This concept grew out of the need to have a computer produce a sequence of digits for a short-term memory experiment that Clive Frankish, then a graduate student, was trying to set up (Frankish, 1984). Clive was looking at the effects of grouping on serial recall. The basic rate of presentation of the digits was 2 items per second but the experiment required an extra 50milliseconds [ms] between groups of 3. This is why we decided to have computer controlled sequences rather than recording a basic sequence on tape and then splicing blank tape at the appropriate points. There would be too much splicing to do. Steve Marcus was a Cambridge undergraduate who was doing a project with me, using the computer to generate speech, and he joined in. We loaded the spoken digits into the computer, each one in its own file. There was then a control program that simply called up the files and output them in the order we wanted, every 500ms. However, when we tried it, the digits sounded irregular, with the “eight”, in particular sounding rushed and the “six” sounding late. Listen for yourselves by pressing the button [awaiting audio].
Hearing this, we imagined that there was something the matter with the program, so we took it to pieces and redid the whole thing. The result was the same. Could it be a hardware failure? But when we repeated the same digit a number of times it sounded absolutely regular – and that worked for all the digits. It didn’t make sense. Finally one of us made a mental sideways move and asked the question:
“When you hear the digits coming at regular intervals, what has to be regular?”
This is, of course, the first question that we should have asked, but the assumption that you align things by their onsets was too great.
If it was not the beginning of the sounds, then what could it be? We tried aligning the digits by vowel onset, which sounded better but was still not right. So we ran a little experiment in which we alternated a pair of digits, adjusting their onsets until they sounded regular. We discovered that the “perceptual centre” was not onset, offset or vowel onset but some complex function of them all. Figure 1 shows the waveforms for the digits 1-9, aligned so that they sound regular. As you can see, there is a difference of about 80ms between the onsets of six and eight. Listen to the adjusted digits here.

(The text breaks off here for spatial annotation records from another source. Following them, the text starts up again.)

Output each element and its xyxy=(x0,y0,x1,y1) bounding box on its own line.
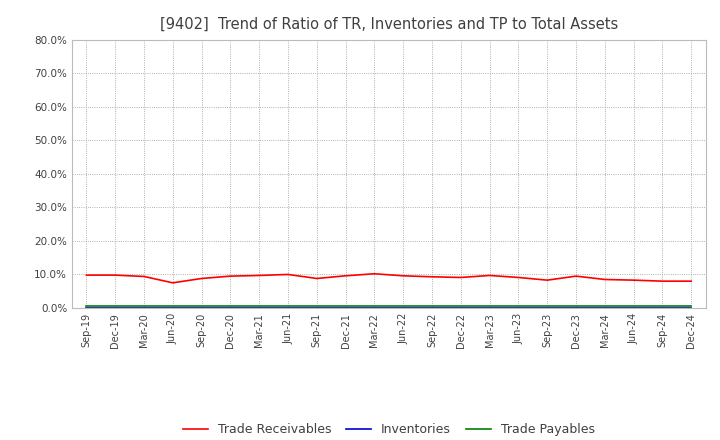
Trade Payables xyxy=(399,304,408,309)
Inventories xyxy=(168,305,177,310)
Trade Receivables xyxy=(197,276,206,281)
Trade Payables xyxy=(284,304,292,309)
Trade Payables xyxy=(168,304,177,309)
Trade Receivables xyxy=(111,272,120,278)
Inventories xyxy=(514,305,523,310)
Trade Payables xyxy=(312,304,321,309)
Trade Receivables xyxy=(572,274,580,279)
Inventories xyxy=(600,305,609,310)
Trade Payables xyxy=(485,304,494,309)
Inventories xyxy=(370,305,379,310)
Inventories xyxy=(629,305,638,310)
Trade Receivables xyxy=(312,276,321,281)
Trade Receivables xyxy=(629,278,638,283)
Trade Payables xyxy=(255,304,264,309)
Trade Receivables xyxy=(341,273,350,279)
Trade Receivables xyxy=(514,275,523,280)
Inventories xyxy=(197,305,206,310)
Trade Receivables xyxy=(370,271,379,276)
Trade Receivables xyxy=(168,280,177,286)
Trade Receivables xyxy=(456,275,465,280)
Inventories xyxy=(485,305,494,310)
Legend: Trade Receivables, Inventories, Trade Payables: Trade Receivables, Inventories, Trade Pa… xyxy=(178,418,600,440)
Trade Payables xyxy=(543,304,552,309)
Trade Receivables xyxy=(226,274,235,279)
Inventories xyxy=(341,305,350,310)
Trade Payables xyxy=(197,304,206,309)
Trade Payables xyxy=(658,304,667,309)
Inventories xyxy=(226,305,235,310)
Trade Payables xyxy=(111,304,120,309)
Trade Receivables xyxy=(600,277,609,282)
Inventories xyxy=(82,305,91,310)
Trade Receivables xyxy=(140,274,148,279)
Trade Receivables xyxy=(485,273,494,278)
Inventories xyxy=(255,305,264,310)
Trade Receivables xyxy=(428,274,436,279)
Trade Payables xyxy=(428,304,436,309)
Trade Payables xyxy=(514,304,523,309)
Trade Payables xyxy=(140,304,148,309)
Trade Payables xyxy=(82,304,91,309)
Inventories xyxy=(428,305,436,310)
Line: Trade Receivables: Trade Receivables xyxy=(86,274,691,283)
Trade Receivables xyxy=(399,273,408,279)
Trade Receivables xyxy=(284,272,292,277)
Trade Payables xyxy=(370,304,379,309)
Inventories xyxy=(543,305,552,310)
Trade Payables xyxy=(341,304,350,309)
Trade Receivables xyxy=(82,272,91,278)
Trade Receivables xyxy=(543,278,552,283)
Inventories xyxy=(140,305,148,310)
Trade Payables xyxy=(629,304,638,309)
Trade Payables xyxy=(687,304,696,309)
Trade Receivables xyxy=(658,279,667,284)
Trade Receivables xyxy=(687,279,696,284)
Inventories xyxy=(456,305,465,310)
Inventories xyxy=(284,305,292,310)
Trade Payables xyxy=(226,304,235,309)
Title: [9402]  Trend of Ratio of TR, Inventories and TP to Total Assets: [9402] Trend of Ratio of TR, Inventories… xyxy=(160,16,618,32)
Inventories xyxy=(658,305,667,310)
Trade Payables xyxy=(600,304,609,309)
Inventories xyxy=(572,305,580,310)
Inventories xyxy=(111,305,120,310)
Inventories xyxy=(399,305,408,310)
Trade Payables xyxy=(572,304,580,309)
Inventories xyxy=(687,305,696,310)
Trade Payables xyxy=(456,304,465,309)
Inventories xyxy=(312,305,321,310)
Trade Receivables xyxy=(255,273,264,278)
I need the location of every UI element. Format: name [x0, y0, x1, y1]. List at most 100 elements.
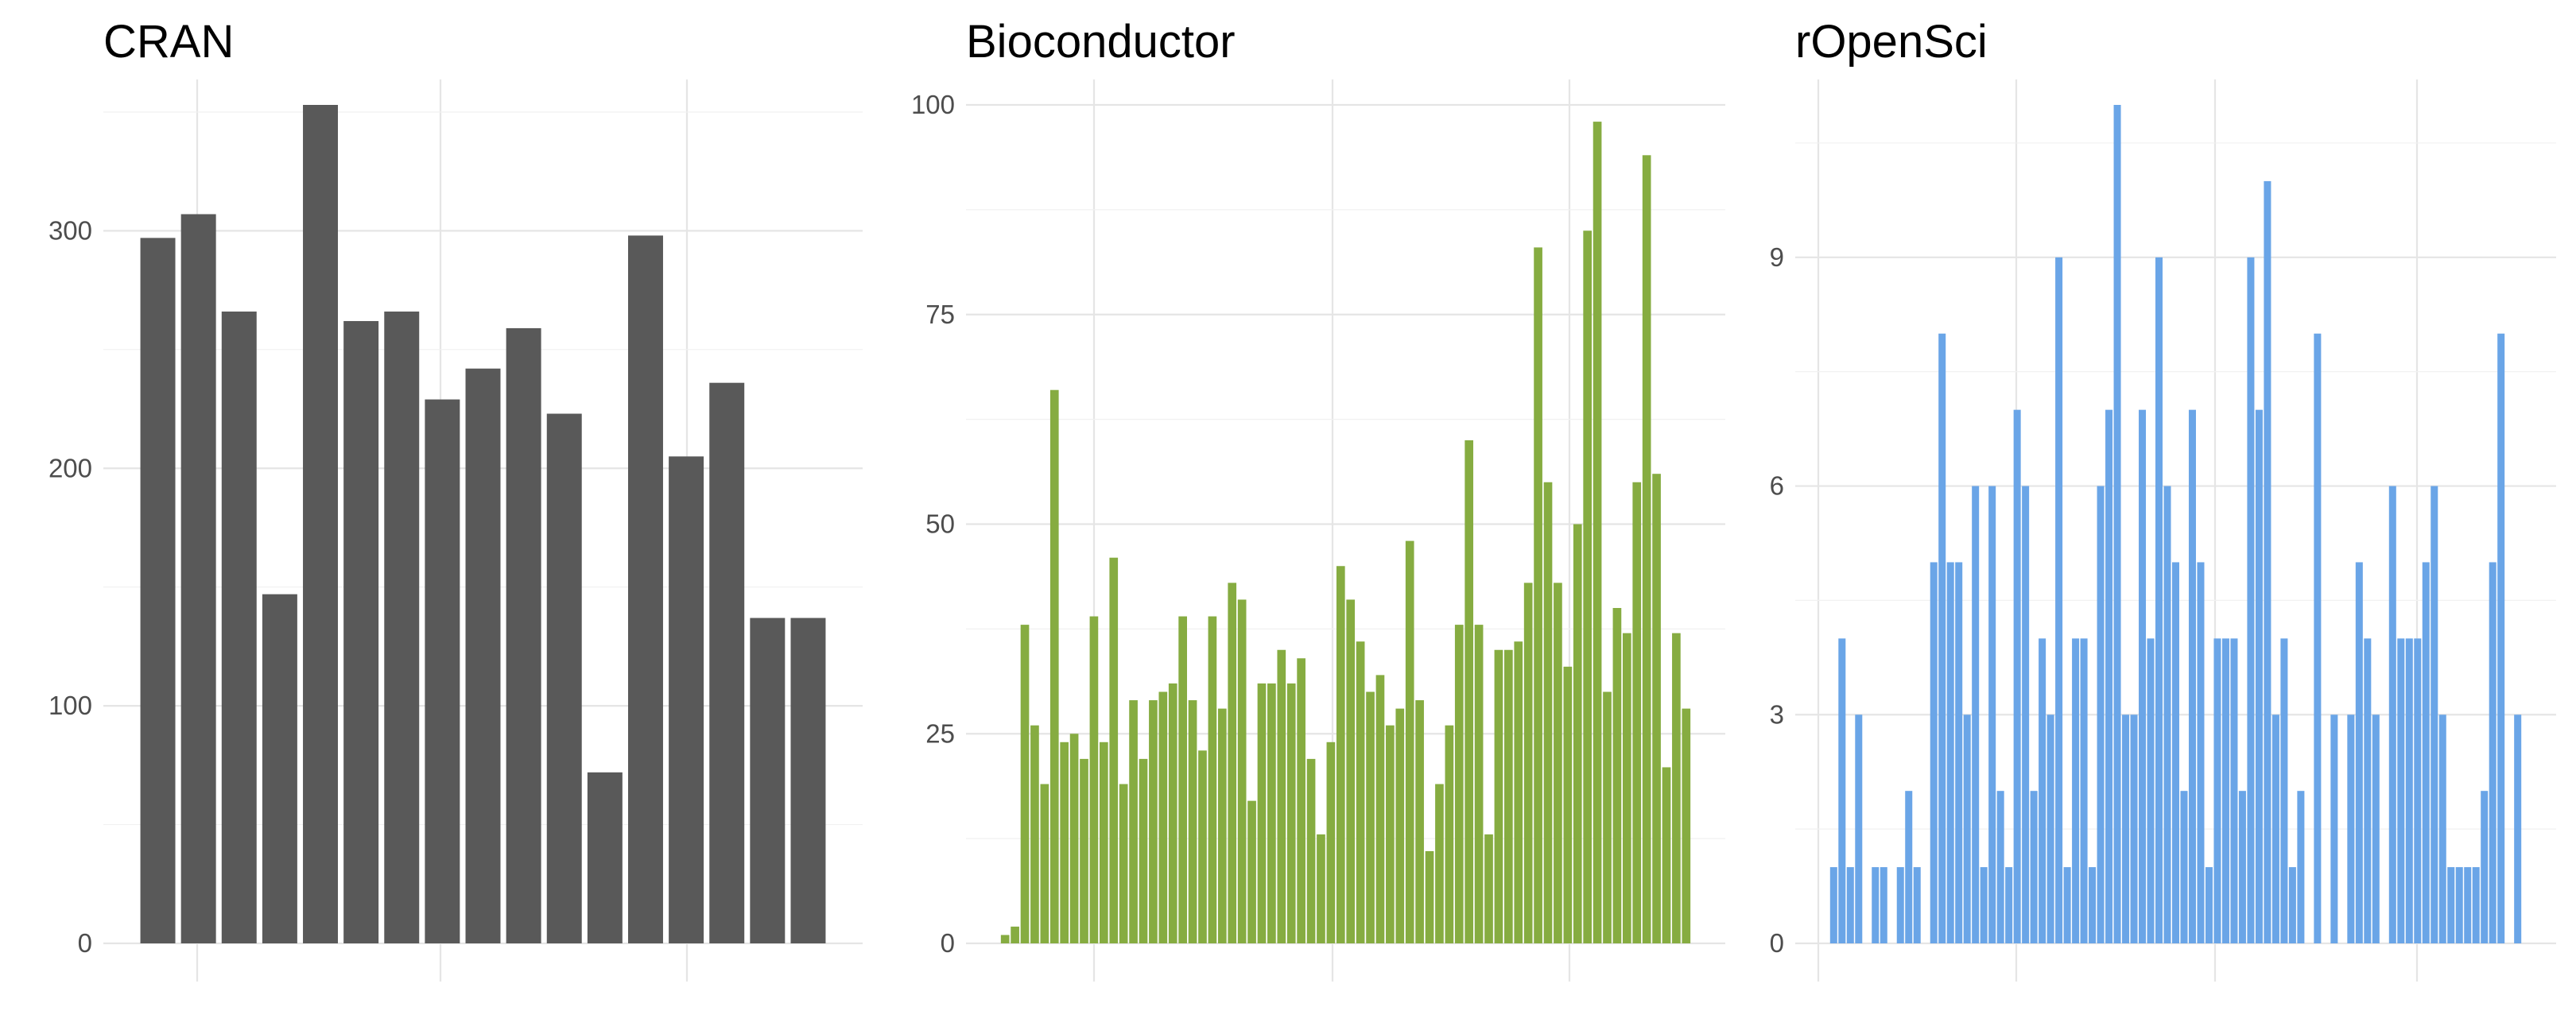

This was an interesting finding because it had instant application – unfortunately, not patentable. P-centre adjustment has become standard in all automated announcements – on the telephone or on the train, for example – and where it has not been used, the phrasing of the words sounds unnatural. It also turns out that P-centres are important in speech recognition and have been implicated in one theory of dyslexia. The idea itself can be taken beyond speech. A dancer is supposed to make a certain movement, make a step, say, on the beat. We can ask what part of the movement coincides with the beat? Is it the initiation of the movement, the completion, the instant the foot makes first contact with the floor? For another example, if a double bass and a piano play a note “at the same time”, the double bass player will have to start his movement well in advance, because the double bass note takes time to build up. The production centres and the perceptual centres do not correspond.